The rule under the ‘Inside’ interface allows any IP traffic from the Inside interface to any less secure network i.e. any interface with a lower security level – we set the ‘Outside’ interface to security level 0 and the ‘Inside’ to level 50 so this rule will allow traffic to pass through the ‘Outside’ interface.
You can of course block all outbound traffic by denying access on the ‘Inside’ interface rule. And you can then explicitly allow traffic for invidual services above this rule e.g. add a rule to allow http traffic only – this would allow inside devices to browse to websites on port 80 (http) and nothing else, not even https (port 443).
To allow incoming traffic you would add rules to the ‘Outside’ interface section e.g. allow http (port 80) traffic to an internal web server address (192.168.0.2 for instance – you would also have to setup port forwarding NAT rules for this to work fully – see my Cisco ASA Port Forwarding article).
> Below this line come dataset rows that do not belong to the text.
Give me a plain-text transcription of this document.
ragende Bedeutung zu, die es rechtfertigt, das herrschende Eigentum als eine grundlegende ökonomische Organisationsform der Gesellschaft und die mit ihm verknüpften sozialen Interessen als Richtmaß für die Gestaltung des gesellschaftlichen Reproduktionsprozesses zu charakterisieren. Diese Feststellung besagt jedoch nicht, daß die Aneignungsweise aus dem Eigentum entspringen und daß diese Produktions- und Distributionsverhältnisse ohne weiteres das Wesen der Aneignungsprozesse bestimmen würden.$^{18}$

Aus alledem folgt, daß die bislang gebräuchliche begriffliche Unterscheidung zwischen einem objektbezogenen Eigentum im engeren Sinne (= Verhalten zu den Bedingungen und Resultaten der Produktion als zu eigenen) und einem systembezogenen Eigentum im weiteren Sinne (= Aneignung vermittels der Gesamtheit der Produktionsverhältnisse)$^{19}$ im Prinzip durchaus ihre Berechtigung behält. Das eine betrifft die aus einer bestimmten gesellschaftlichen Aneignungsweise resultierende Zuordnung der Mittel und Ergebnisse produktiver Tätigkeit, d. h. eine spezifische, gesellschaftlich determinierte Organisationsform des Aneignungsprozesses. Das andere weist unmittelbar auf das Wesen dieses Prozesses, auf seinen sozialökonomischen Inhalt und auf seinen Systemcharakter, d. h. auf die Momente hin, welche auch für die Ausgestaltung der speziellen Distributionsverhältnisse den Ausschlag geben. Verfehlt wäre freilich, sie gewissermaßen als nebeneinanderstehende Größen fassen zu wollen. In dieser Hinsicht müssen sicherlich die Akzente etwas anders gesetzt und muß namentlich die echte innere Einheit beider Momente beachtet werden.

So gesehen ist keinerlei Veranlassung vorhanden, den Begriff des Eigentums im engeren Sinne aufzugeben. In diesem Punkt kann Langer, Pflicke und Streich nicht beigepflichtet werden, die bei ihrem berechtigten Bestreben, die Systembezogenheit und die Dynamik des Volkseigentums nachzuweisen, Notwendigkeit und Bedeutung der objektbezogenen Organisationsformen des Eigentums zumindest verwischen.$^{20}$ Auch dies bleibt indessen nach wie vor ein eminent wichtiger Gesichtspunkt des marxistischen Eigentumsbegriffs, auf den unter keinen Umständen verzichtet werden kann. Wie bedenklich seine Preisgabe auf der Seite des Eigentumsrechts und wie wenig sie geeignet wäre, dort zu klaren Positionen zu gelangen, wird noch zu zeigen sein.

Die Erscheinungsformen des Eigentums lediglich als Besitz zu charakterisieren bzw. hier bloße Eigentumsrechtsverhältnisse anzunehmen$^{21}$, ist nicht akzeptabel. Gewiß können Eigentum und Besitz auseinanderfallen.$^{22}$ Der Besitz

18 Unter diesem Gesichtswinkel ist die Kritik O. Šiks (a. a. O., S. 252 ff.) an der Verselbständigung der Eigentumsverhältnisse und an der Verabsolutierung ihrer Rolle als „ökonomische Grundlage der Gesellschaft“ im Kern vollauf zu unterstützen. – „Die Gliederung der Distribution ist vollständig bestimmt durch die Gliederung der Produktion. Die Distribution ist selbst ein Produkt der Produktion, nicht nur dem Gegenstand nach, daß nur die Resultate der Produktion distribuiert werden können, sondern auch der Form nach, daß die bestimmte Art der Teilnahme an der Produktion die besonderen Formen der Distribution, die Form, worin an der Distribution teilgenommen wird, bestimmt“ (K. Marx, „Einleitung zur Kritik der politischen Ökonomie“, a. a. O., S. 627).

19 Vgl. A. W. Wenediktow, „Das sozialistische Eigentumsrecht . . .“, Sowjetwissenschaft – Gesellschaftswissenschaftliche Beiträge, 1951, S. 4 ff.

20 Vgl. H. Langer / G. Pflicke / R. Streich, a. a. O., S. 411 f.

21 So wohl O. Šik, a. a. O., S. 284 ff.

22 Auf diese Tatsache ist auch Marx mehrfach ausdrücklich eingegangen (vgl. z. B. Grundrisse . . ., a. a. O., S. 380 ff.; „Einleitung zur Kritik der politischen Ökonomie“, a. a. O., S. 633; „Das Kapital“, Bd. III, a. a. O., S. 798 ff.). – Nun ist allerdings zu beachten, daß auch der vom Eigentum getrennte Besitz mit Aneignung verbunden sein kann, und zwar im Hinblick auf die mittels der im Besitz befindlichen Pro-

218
Time is a critical component for the router so you should make sure the ASA is getting the correct time from the internet.
To set a time server goto Configuration, Device Setup, System Time.
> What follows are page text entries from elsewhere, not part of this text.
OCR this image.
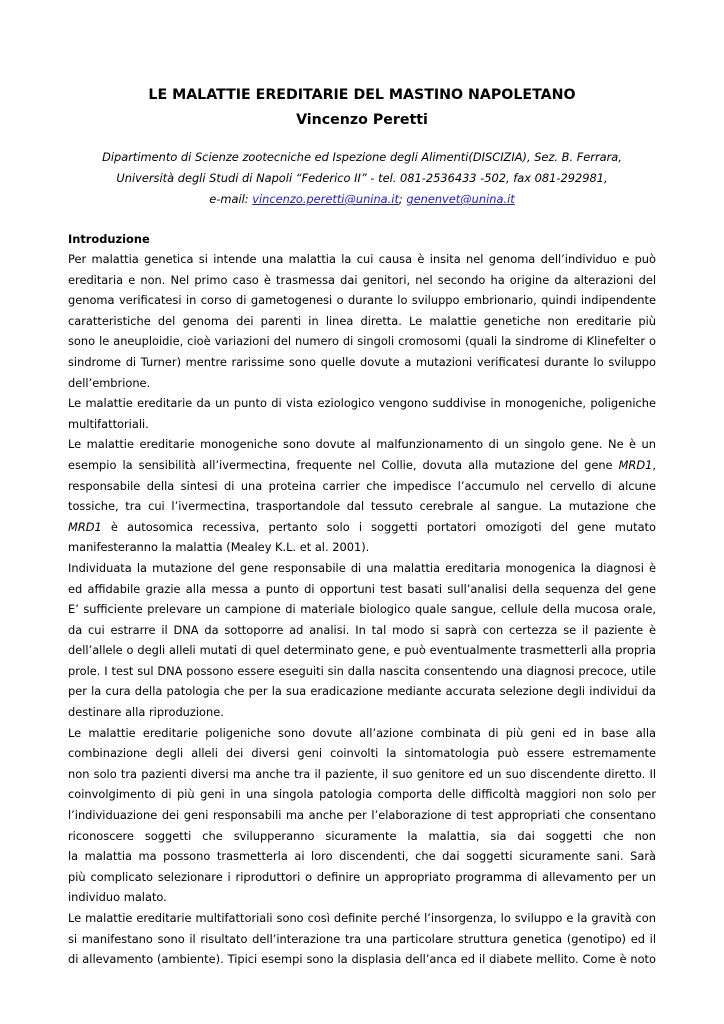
LE MALATTIE EREDITARIE DEL MASTINO NAPOLETANO

Vincenzo Peretti

Dipartimento di Scienze zootecniche ed Ispezione degli Alimenti(DISCIZIA), Sez. B. Ferrara,
Università degli Studi di Napoli “Federico II” - tel. 081-2536433 -502, fax 081-292981,
e-mail: vincenzo.peretti@unina.it; genenvet@unina.it
Introduzione
Per malattia genetica si intende una malattia la cui causa è insita nel genoma dell’individuo e può
ereditaria e non. Nel primo caso è trasmessa dai genitori, nel secondo ha origine da alterazioni del
genoma verificatesi in corso di gametogenesi o durante lo sviluppo embrionario, quindi indipendente
caratteristiche del genoma dei parenti in linea diretta. Le malattie genetiche non ereditarie più
sono le aneuploidie, cioè variazioni del numero di singoli cromosomi (quali la sindrome di Klinefelter o
sindrome di Turner) mentre rarissime sono quelle dovute a mutazioni verificatesi durante lo sviluppo
dell’embrione.
Le malattie ereditarie da un punto di vista eziologico vengono suddivise in monogeniche, poligeniche
multifattoriali.
Le malattie ereditarie monogeniche sono dovute al malfunzionamento di un singolo gene. Ne è un
esempio la sensibilità all’ivermectina, frequente nel Collie, dovuta alla mutazione del gene MRD1,
responsabile della sintesi di una proteina carrier che impedisce l’accumulo nel cervello di alcune
tossiche, tra cui l’ivermectina, trasportandole dal tessuto cerebrale al sangue. La mutazione che
MRD1 è autosomica recessiva, pertanto solo i soggetti portatori omozigoti del gene mutato
manifesteranno la malattia (Mealey K.L. et al. 2001).
Individuata la mutazione del gene responsabile di una malattia ereditaria monogenica la diagnosi è
ed affidabile grazie alla messa a punto di opportuni test basati sull’analisi della sequenza del gene
E’ sufficiente prelevare un campione di materiale biologico quale sangue, cellule della mucosa orale,
da cui estrarre il DNA da sottoporre ad analisi. In tal modo si saprà con certezza se il paziente è
dell’allele o degli alleli mutati di quel determinato gene, e può eventualmente trasmetterli alla propria
prole. I test sul DNA possono essere eseguiti sin dalla nascita consentendo una diagnosi precoce, utile
per la cura della patologia che per la sua eradicazione mediante accurata selezione degli individui da
destinare alla riproduzione.
Le malattie ereditarie poligeniche sono dovute all’azione combinata di più geni ed in base alla
combinazione degli alleli dei diversi geni coinvolti la sintomatologia può essere estremamente
non solo tra pazienti diversi ma anche tra il paziente, il suo genitore ed un suo discendente diretto. Il
coinvolgimento di più geni in una singola patologia comporta delle difficoltà maggiori non solo per
l’individuazione dei geni responsabili ma anche per l’elaborazione di test appropriati che consentano
riconoscere soggetti che svilupperanno sicuramente la malattia, sia dai soggetti che non
la malattia ma possono trasmetterla ai loro discendenti, che dai soggetti sicuramente sani. Sarà
più complicato selezionare i riproduttori o definire un appropriato programma di allevamento per un
individuo malato.
Le malattie ereditarie multifattoriali sono così definite perché l’insorgenza, lo sviluppo e la gravità con
si manifestano sono il risultato dell’interazione tra una particolare struttura genetica (genotipo) ed il
di allevamento (ambiente). Tipici esempi sono la displasia dell’anca ed il diabete mellito. Come è noto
You can set the time under the Clock section.
To set the ntp server goto NTP section and click Add.
I prefer to use the NTP.ORG servers – unfortunately you cannnot put a host name in here, you have to use an IP.
So ping pool.ntp.org first to obtain the correct IP number: 220.127.116.11 in my case, and enter that in the IP address field.
Tick the preferred box.
Set the interface to Outside (you can set it to an internal time server if you wish).
Click OK and Apply.
That’s about it, you now have a fully functioning router that is connecting to your ISP automatically, allowing internal devices to obtain IP numbers, allowing outbound traffic, denying inbound traffic, allowing pinging outbound and allowing pinging externally to the router.
Going forward you should make sure you keep your router up-to-date with the latest firmware and ASDM version. I find it easiest to download the update images from the Cisco server to a local drive and then using the ASDM ‘Upgrade from Local Computer’ option under the Tools menu.
And one final thing – backup your configuration using Tools, Backup Configurations. Do this now and before you do any upgrades.